– В следующий раз, когда куда-нибудь пойду, куплю тебе подарок – новую щетку для посуды. Ты только взгляни на это. – Щетина была полностью расплющена, и в ней виднелись многочисленные чаинки. Он включил кран.
– Лучше угадай, кого я только что видела.
– Ну?
– Этого Натана Коутса.
– Ага.
– Он разве был не в твоем классе?
– Нет. В классе Дина.
– А, ну да, Дина. Так этот Натан задрал нос. Я ему помахала, а он – ничего!
– Он коп.
– По мне не похож.
– Уголовный розыск.
– Ничего себе. И что же он тогда здесь делает?
– Думаю, он тут половину своего рабочего времени проводит.

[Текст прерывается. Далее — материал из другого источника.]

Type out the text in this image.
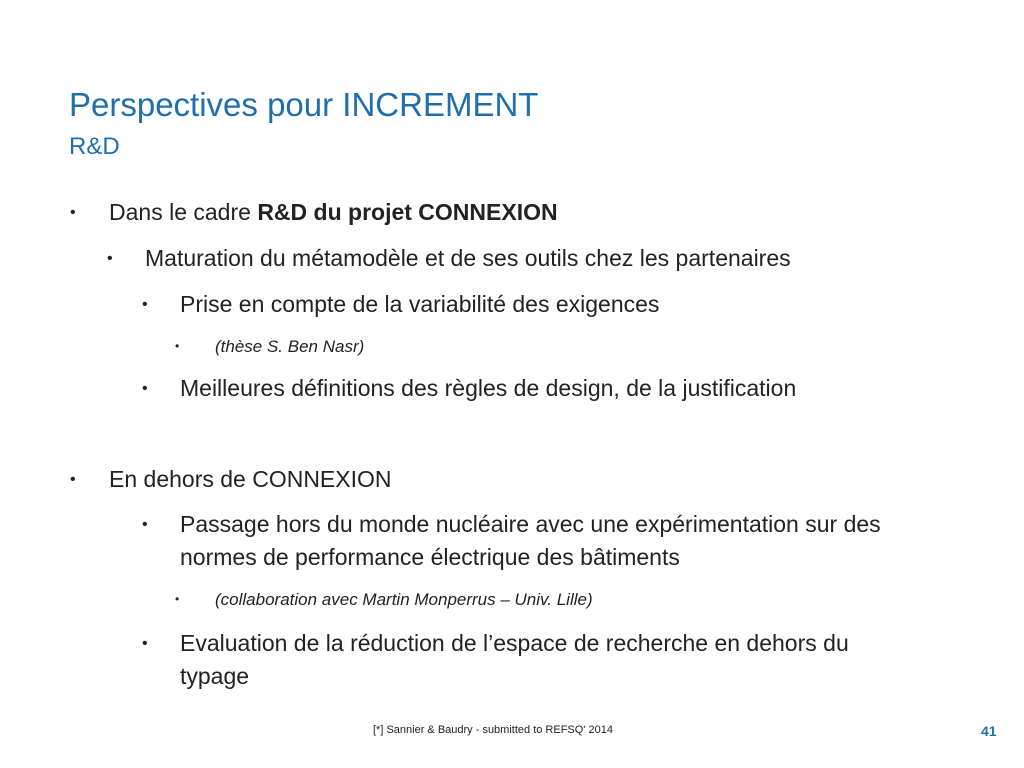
Perspectives pour INCREMENT
R&D
• Dans le cadre R&D du projet CONNEXION
• Maturation du métamodèle et de ses outils chez les partenaires
• Prise en compte de la variabilité des exigences
• (thèse S. Ben Nasr)
• Meilleures définitions des règles de design, de la justification
• En dehors de CONNEXION
• Passage hors du monde nucléaire avec une expérimentation sur des
normes de performance électrique des bâtiments
• (collaboration avec Martin Monperrus – Univ. Lille)
• Evaluation de la réduction de l’espace de recherche en dehors du
typage
[*] Sannier & Baudry - submitted to REFSQ' 2014	41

– Он шел на Мод Моррисон. Что думаешь?
– Черт возьми, я-то откуда знаю… Может быть миллион причин… Ты лучше знаешь, что тут происходит. Я некоторое время отсутствовал, ха.
– Ну да, просто там все по-другому, на том конце.
– Да ну.
– Да-да, там люди покупают себе отдельные дома, и вообще все гораздо более респектабельно.
– Понятно.
– Надо выяснить, вот что.
– Могу поспорить, ты-то выяснишь.
– Не надо выливать полбутылки этой штуки, она денег стоит.
– Да тут нужно полбутылки, чтобы отмыть весь этот жир, если тебе вообще это надо.
– Следи за словами, ты тут только потому, что…
– Ладно, ладно… Я сегодня вижусь с офицером по условно-досрочному, может, у нее для меня что-то будет… Комната или что-то такое.
– Не дадут они тебе комнату.
– Тем не менее.
– И работу не дадут. Ты должен этим сам заниматься.
– Может, я уже это сделал.
– Что сделал?
– Нашел работу.
– Что, дворником?
Мишель зажгла сигарету, надела свою кожаную куртку и ушла, не дождавшись ответа.
Ей понадобилось не больше десяти минут, чтобы узнать, что привело уголовный розыск в эту часть Дульчи, и еще две минуты, чтобы присоединиться к компании женщин в конце улицы. Здесь их было пять или шесть, но другие уже подтягивались – одни шли с колясками или с трехлетками, которых тянули за собой, другие возвращались, проводив детей постарше в школу.
– Они не хотели это афишировать, – сказала Мишель женщине рядом с ней.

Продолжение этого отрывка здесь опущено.